Signed integer variables do not have wrap-around behavior in C language. Signed integer overflow during arithmetic computations produces undefined behavior. Note BTW that GCC compiler you mentioned is known for implementing strict overflow semantics in optimizations, meaning that it takes advantage of the freedom provided by such undefined behavior situations: GCC compiler assumes that signed integer values never wrap around. That means that GCC actually happens to be one of the compilers in which you cannot rely on wrap-around behavior of signed integer types.
For example, GCC compiler can assume that for variable int i
the following condition
if (i > 0 && i + 1 > 0)
is equivalent to a mere
if (i > 0)
This is exactly what strict overflow semantics means.
Unsigned integer types implement modulo arithmetic. The modulo is equal 2^N
where N
is the number of bits in the value representation of the type. For this reason unsigned integer types do indeed appear to wrap around on overflow.
However, C language never performs arithmetic computations in domains smaller than that of int
/unsigned int
. Type unsigned short int
that you mention in your question will typically be promoted to type int
in expressions before any computations begin (assuming that the range of unsigned short
fits into the range of int
). Which means that 1) the computations with unsigned short int
will be preformed in the domain of int
, with overflow happening when int
overflows, 2) overflow during such computations will lead to undefined behavior, not to wrap-around behavior.

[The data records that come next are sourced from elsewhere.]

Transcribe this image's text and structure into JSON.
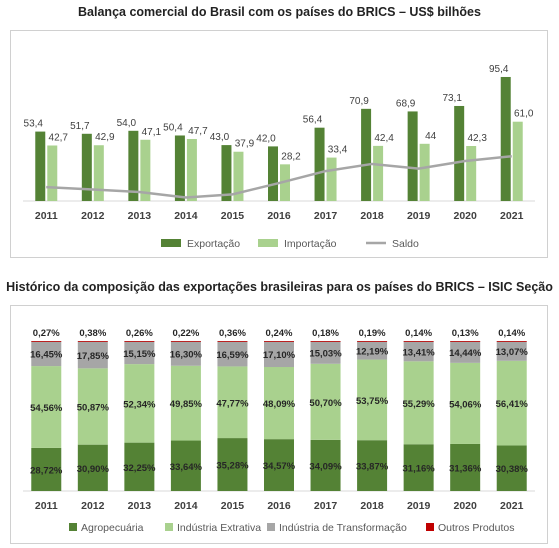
{
  "chart_data": [
    {
      "type": "bar",
      "title": "Balança comercial do Brasil com os países do BRICS – US$ bilhões",
      "categories": [
        "2011",
        "2012",
        "2013",
        "2014",
        "2015",
        "2016",
        "2017",
        "2018",
        "2019",
        "2020",
        "2021"
      ],
      "series": [
        {
          "name": "Exportação",
          "kind": "bar",
          "values": [
            53.4,
            51.7,
            54.0,
            50.4,
            43.0,
            42.0,
            56.4,
            70.9,
            68.9,
            73.1,
            95.4
          ],
          "labels": [
            "53,4",
            "51,7",
            "54,0",
            "50,4",
            "43,0",
            "42,0",
            "56,4",
            "70,9",
            "68,9",
            "73,1",
            "95,4"
          ]
        },
        {
          "name": "Importação",
          "kind": "bar",
          "values": [
            42.7,
            42.9,
            47.1,
            47.7,
            37.9,
            28.2,
            33.4,
            42.4,
            44.0,
            42.3,
            61.0
          ],
          "labels": [
            "42,7",
            "42,9",
            "47,1",
            "47,7",
            "37,9",
            "28,2",
            "33,4",
            "42,4",
            "44",
            "42,3",
            "61,0"
          ]
        },
        {
          "name": "Saldo",
          "kind": "line",
          "values": [
            10.7,
            8.8,
            6.9,
            2.7,
            5.1,
            13.8,
            23.0,
            28.5,
            24.9,
            30.8,
            34.4
          ]
        }
      ],
      "ylim": [
        0,
        100
      ],
      "legend_position": "bottom",
      "colors": {
        "Exportação": "#548235",
        "Importação": "#a9d18e",
        "Saldo": "#a6a6a6"
      }
    },
    {
      "type": "bar",
      "stacked": "percent",
      "title": "Histórico da composição das exportações brasileiras para os países do BRICS – ISIC Seção",
      "categories": [
        "2011",
        "2012",
        "2013",
        "2014",
        "2015",
        "2016",
        "2017",
        "2018",
        "2019",
        "2020",
        "2021"
      ],
      "series": [
        {
          "name": "Agropecuária",
          "values": [
            28.72,
            30.9,
            32.25,
            33.64,
            35.28,
            34.57,
            34.09,
            33.87,
            31.16,
            31.36,
            30.38
          ],
          "labels": [
            "28,72%",
            "30,90%",
            "32,25%",
            "33,64%",
            "35,28%",
            "34,57%",
            "34,09%",
            "33,87%",
            "31,16%",
            "31,36%",
            "30,38%"
          ]
        },
        {
          "name": "Indústria Extrativa",
          "values": [
            54.56,
            50.87,
            52.34,
            49.85,
            47.77,
            48.09,
            50.7,
            53.75,
            55.29,
            54.06,
            56.41
          ],
          "labels": [
            "54,56%",
            "50,87%",
            "52,34%",
            "49,85%",
            "47,77%",
            "48,09%",
            "50,70%",
            "53,75%",
            "55,29%",
            "54,06%",
            "56,41%"
          ]
        },
        {
          "name": "Indústria de Transformação",
          "values": [
            16.45,
            17.85,
            15.15,
            16.3,
            16.59,
            17.1,
            15.03,
            12.19,
            13.41,
            14.44,
            13.07
          ],
          "labels": [
            "16,45%",
            "17,85%",
            "15,15%",
            "16,30%",
            "16,59%",
            "17,10%",
            "15,03%",
            "12,19%",
            "13,41%",
            "14,44%",
            "13,07%"
          ]
        },
        {
          "name": "Outros Produtos",
          "values": [
            0.27,
            0.38,
            0.26,
            0.22,
            0.36,
            0.24,
            0.18,
            0.19,
            0.14,
            0.13,
            0.14
          ],
          "labels": [
            "0,27%",
            "0,38%",
            "0,26%",
            "0,22%",
            "0,36%",
            "0,24%",
            "0,18%",
            "0,19%",
            "0,14%",
            "0,13%",
            "0,14%"
          ]
        }
      ],
      "ylim": [
        0,
        100
      ],
      "legend_position": "bottom",
      "colors": {
        "Agropecuária": "#548235",
        "Indústria Extrativa": "#a9d18e",
        "Indústria de Transformação": "#a6a6a6",
        "Outros Produtos": "#c00000"
      }
    }
  ]
}
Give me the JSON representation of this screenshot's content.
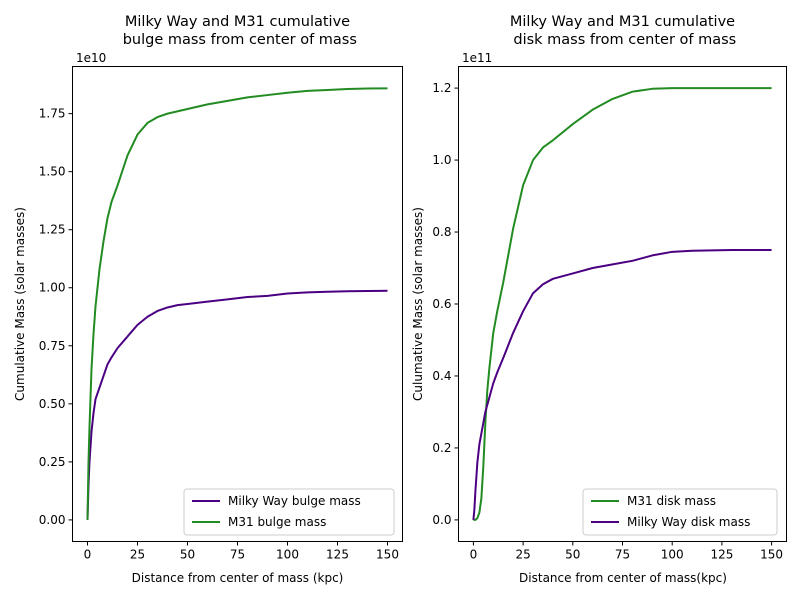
{
  "chart_data": [
    {
      "type": "line",
      "title_lines": [
        "Milky Way and M31 cumulative",
        " bulge mass from center of mass"
      ],
      "xlabel": "Distance from center of mass (kpc)",
      "ylabel": "Cumulative Mass (solar masses)",
      "y_exponent": "1e10",
      "xlim": [
        -7.5,
        157.5
      ],
      "ylim": [
        -0.093,
        1.953
      ],
      "xticks": [
        0,
        25,
        50,
        75,
        100,
        125,
        150
      ],
      "xtick_labels": [
        "0",
        "25",
        "50",
        "75",
        "100",
        "125",
        "150"
      ],
      "yticks": [
        0,
        0.25,
        0.5,
        0.75,
        1.0,
        1.25,
        1.5,
        1.75
      ],
      "ytick_labels": [
        "0.00",
        "0.25",
        "0.50",
        "0.75",
        "1.00",
        "1.25",
        "1.50",
        "1.75"
      ],
      "legend_position": "lower-right",
      "series": [
        {
          "name": "Milky Way bulge mass",
          "color": "#4b0082",
          "x": [
            0,
            0.5,
            1,
            2,
            3,
            4,
            6,
            8,
            10,
            12,
            15,
            20,
            25,
            30,
            35,
            40,
            45,
            50,
            60,
            70,
            80,
            90,
            100,
            110,
            120,
            130,
            140,
            150
          ],
          "y": [
            0,
            0.15,
            0.25,
            0.38,
            0.46,
            0.52,
            0.57,
            0.62,
            0.67,
            0.7,
            0.74,
            0.79,
            0.84,
            0.875,
            0.9,
            0.915,
            0.925,
            0.93,
            0.94,
            0.95,
            0.96,
            0.965,
            0.975,
            0.98,
            0.983,
            0.985,
            0.986,
            0.987
          ]
        },
        {
          "name": "M31 bulge mass",
          "color": "#228b22",
          "x": [
            0,
            0.5,
            1,
            2,
            3,
            4,
            5,
            6,
            8,
            10,
            12,
            15,
            20,
            25,
            30,
            35,
            40,
            50,
            60,
            70,
            80,
            90,
            100,
            110,
            120,
            130,
            140,
            150
          ],
          "y": [
            0,
            0.25,
            0.4,
            0.65,
            0.8,
            0.92,
            1.0,
            1.08,
            1.2,
            1.3,
            1.37,
            1.44,
            1.57,
            1.66,
            1.71,
            1.735,
            1.75,
            1.77,
            1.79,
            1.805,
            1.82,
            1.83,
            1.84,
            1.848,
            1.852,
            1.856,
            1.858,
            1.859
          ]
        }
      ]
    },
    {
      "type": "line",
      "title_lines": [
        "Milky Way and M31 cumulative",
        " disk mass from center of mass"
      ],
      "xlabel": "Distance from center of mass(kpc)",
      "ylabel": "Culumative Mass (solar masses)",
      "y_exponent": "1e11",
      "xlim": [
        -7.5,
        157.5
      ],
      "ylim": [
        -0.06,
        1.26
      ],
      "xticks": [
        0,
        25,
        50,
        75,
        100,
        125,
        150
      ],
      "xtick_labels": [
        "0",
        "25",
        "50",
        "75",
        "100",
        "125",
        "150"
      ],
      "yticks": [
        0,
        0.2,
        0.4,
        0.6,
        0.8,
        1.0,
        1.2
      ],
      "ytick_labels": [
        "0.0",
        "0.2",
        "0.4",
        "0.6",
        "0.8",
        "1.0",
        "1.2"
      ],
      "legend_position": "lower-right",
      "series": [
        {
          "name": "M31 disk mass",
          "color": "#228b22",
          "x": [
            0,
            1,
            2,
            3,
            4,
            5,
            6,
            7,
            8,
            10,
            12,
            15,
            20,
            25,
            30,
            35,
            40,
            50,
            60,
            70,
            80,
            90,
            100,
            110,
            120,
            130,
            140,
            150
          ],
          "y": [
            0,
            0.0,
            0.005,
            0.02,
            0.06,
            0.15,
            0.27,
            0.36,
            0.42,
            0.52,
            0.58,
            0.66,
            0.81,
            0.93,
            1.0,
            1.035,
            1.055,
            1.1,
            1.14,
            1.17,
            1.19,
            1.198,
            1.2,
            1.2,
            1.2,
            1.2,
            1.2,
            1.2
          ]
        },
        {
          "name": "Milky Way disk mass",
          "color": "#4b0082",
          "x": [
            0,
            0.5,
            1,
            2,
            3,
            4,
            5,
            6,
            8,
            10,
            12,
            15,
            20,
            25,
            30,
            35,
            40,
            50,
            60,
            70,
            80,
            90,
            100,
            110,
            120,
            130,
            140,
            150
          ],
          "y": [
            0,
            0.03,
            0.08,
            0.16,
            0.21,
            0.24,
            0.27,
            0.3,
            0.34,
            0.38,
            0.41,
            0.45,
            0.52,
            0.58,
            0.63,
            0.655,
            0.67,
            0.685,
            0.7,
            0.71,
            0.72,
            0.735,
            0.745,
            0.748,
            0.749,
            0.75,
            0.75,
            0.75
          ]
        }
      ]
    }
  ]
}
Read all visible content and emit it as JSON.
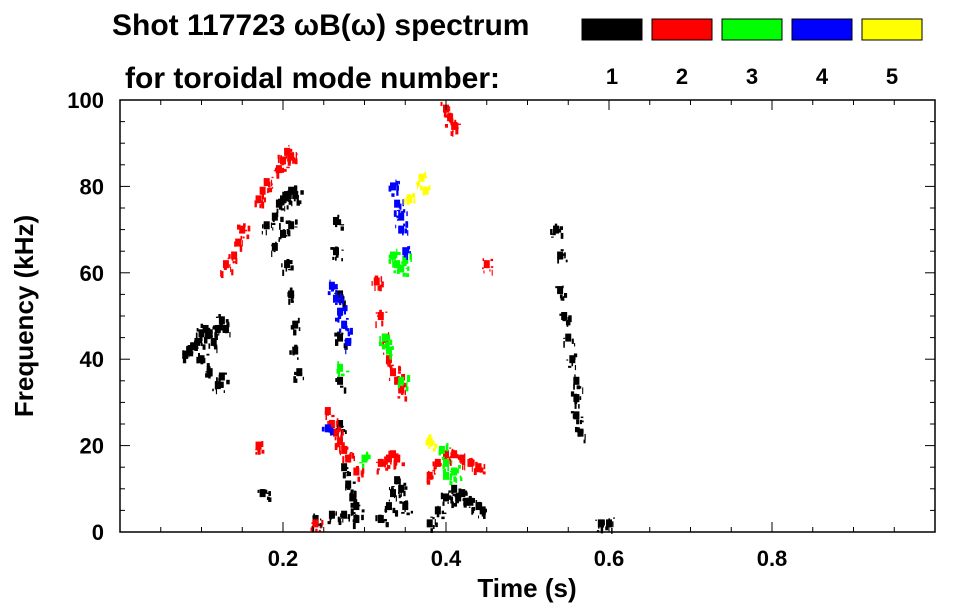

For example, this code produces a wrap around
unsigned i = USHRT_MAX;
i *= INT_MAX; /* <- unsigned arithmetic, overflows, wraps around */
while this code
unsigned short i = USHRT_MAX;
i *= INT_MAX; /* <- signed arithmetic, overflows, produces undefined behavior */
leads to undefined behavior.
If no int
overflow happens and the result is converted back to an unsigned short int
type, it is again reduced by modulo 2^N
, which will appear as if the value has wrapped around.